Zu sehen ist an diesem düsteren Februartag von all den zukunftsträchtigen Plänen noch nichts. Kaum verwunderlich indes für Sven Mißbach, der nach eigenem Bekunden bei seiner Amtsübernahme 2016 immer wieder gestaunt hätte, wie schnell doch alles laut den ambitionierten Plänen der Wirtschaftsförderung Sachsen gehen soll. Nun, fünf Jahre später, sei wohl allen Beteiligten klar, es brauche viel Geduld und noch mehr Initiativen, bevor an diesem Standort tatsächlich ein Großinvestor loslegen könne. Zu groß sei der Umfang der noch zu beseitigenden Altlasten, für deren Beseitigung der Freistaat schließlich allein schlappe 21 Millionen Euro in die Bodensanierung investiere. "Bis 2023 soll sie abgeschlossen sein. Danach folgt nach jetzigem Stand der Dinge die Grundwasserreinigung, die auch nochmal gut drei Jahre in Anspruch nehmen wird", gibt Sven Mißbach zu bedenken und runzelt die Stirn.

Eine lange Zeit, die deutlich mache, dass die im Höchstfall drei anzusiedelnden Firmen im Bereich produzierendes Gewerbe - so argumentierte zumindest bisher immer der Freistaat - noch auf sich warten lassen. Und ob sie letztlich wirklich kämen, hänge sicherlich vom Engagement und der Zusammenarbeit aller Beteiligten ab - so viel ist sich Großenhains Oberbürgermeister schon mal sicher. Wirtschaftsminister Martin Dulig sei bisher jedenfalls noch nicht vor Ort gewesen, was jedoch keineswegs als schlechtes Omen bewertet werden solle. "Aus meiner eigenen Erfahrung kann ich sagen, dass Herr Mißbach aber absolut richtig liegt! Eine Ansiedlung in diesen Größenordnungen kann keine Kommune im Landkreis allein stemmen", betont Ralf Hänsel. Es brauche dazu die organisatorische und finanzielle Unterstützung der Staatsregierung. Ohne die laufe in derlei Fällen nun mal nichts.

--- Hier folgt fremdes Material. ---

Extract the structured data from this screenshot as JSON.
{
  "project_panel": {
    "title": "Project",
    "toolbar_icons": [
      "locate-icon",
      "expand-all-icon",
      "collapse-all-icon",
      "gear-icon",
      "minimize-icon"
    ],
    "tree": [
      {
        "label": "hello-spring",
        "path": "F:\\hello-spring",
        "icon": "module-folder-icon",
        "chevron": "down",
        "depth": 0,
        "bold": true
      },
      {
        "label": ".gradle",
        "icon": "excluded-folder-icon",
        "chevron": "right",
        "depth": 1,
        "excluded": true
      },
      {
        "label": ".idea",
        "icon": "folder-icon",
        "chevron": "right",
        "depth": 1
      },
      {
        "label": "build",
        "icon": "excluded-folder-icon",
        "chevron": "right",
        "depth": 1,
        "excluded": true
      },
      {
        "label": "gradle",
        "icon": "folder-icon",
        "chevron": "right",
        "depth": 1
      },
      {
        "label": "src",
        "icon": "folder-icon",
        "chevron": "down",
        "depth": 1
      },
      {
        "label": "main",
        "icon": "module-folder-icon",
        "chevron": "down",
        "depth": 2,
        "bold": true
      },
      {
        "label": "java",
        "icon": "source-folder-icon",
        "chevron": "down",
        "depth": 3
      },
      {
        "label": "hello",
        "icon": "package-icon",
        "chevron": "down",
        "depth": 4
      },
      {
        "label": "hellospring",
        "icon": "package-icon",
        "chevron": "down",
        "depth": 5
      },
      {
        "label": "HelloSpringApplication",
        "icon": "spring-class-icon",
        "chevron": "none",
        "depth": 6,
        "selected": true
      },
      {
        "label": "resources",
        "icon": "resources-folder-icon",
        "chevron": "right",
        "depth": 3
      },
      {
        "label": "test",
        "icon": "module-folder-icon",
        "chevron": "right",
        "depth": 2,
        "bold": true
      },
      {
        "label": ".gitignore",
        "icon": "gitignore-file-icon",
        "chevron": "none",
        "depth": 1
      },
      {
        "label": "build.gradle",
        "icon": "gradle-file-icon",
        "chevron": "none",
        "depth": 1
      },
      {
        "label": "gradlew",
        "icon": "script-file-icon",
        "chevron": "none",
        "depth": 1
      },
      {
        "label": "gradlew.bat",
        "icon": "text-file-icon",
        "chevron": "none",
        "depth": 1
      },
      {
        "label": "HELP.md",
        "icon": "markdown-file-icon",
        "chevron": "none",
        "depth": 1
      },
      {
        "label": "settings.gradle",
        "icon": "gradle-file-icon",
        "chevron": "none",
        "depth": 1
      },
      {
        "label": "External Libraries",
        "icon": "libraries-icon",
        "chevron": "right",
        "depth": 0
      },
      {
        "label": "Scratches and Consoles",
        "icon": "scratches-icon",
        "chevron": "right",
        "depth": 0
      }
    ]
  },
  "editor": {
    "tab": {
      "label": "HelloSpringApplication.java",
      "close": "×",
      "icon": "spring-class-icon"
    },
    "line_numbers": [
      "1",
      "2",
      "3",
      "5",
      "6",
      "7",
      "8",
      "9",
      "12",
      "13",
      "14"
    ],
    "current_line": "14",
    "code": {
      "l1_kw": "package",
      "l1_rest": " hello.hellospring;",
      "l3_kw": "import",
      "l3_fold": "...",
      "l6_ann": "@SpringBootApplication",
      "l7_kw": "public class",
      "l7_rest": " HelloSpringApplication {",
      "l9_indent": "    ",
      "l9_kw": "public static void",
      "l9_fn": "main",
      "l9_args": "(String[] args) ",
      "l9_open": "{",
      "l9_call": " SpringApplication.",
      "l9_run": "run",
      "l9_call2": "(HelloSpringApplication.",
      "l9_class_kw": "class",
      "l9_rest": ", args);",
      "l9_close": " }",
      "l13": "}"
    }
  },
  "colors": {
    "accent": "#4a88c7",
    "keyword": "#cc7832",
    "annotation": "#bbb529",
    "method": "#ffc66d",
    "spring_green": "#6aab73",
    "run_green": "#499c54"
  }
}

Ein Landrat, der sehr genau weiß, wovon er spricht. Nach monatelangen Bemühungen waren im April 2018 die Ansiedlungspläne im Industriegebiet Zeithain geplatzt und Ralf Hänsel resümierte damals enttäuscht: "Als kleiner Bürgermeister traue ich es mir nicht zu, ein Joint Venture zwischen Südkorea und Hamburg anzubahnen. Das wäre eine schöne Idee, scheitert aber an der Praxis".

Nicht zuletzt deshalb verfolge er mit großem Interesse das Vorhaben in Großenhain. Und hoffe für den Landkreis, es füge sich dieses Mal alles zum Guten. Und auch die Stadt besitze dann ein weiteres Stück Einmaligkeit. Eines, was sie natürlich für Ralf Hänsel ohnehin schon haben dürfte.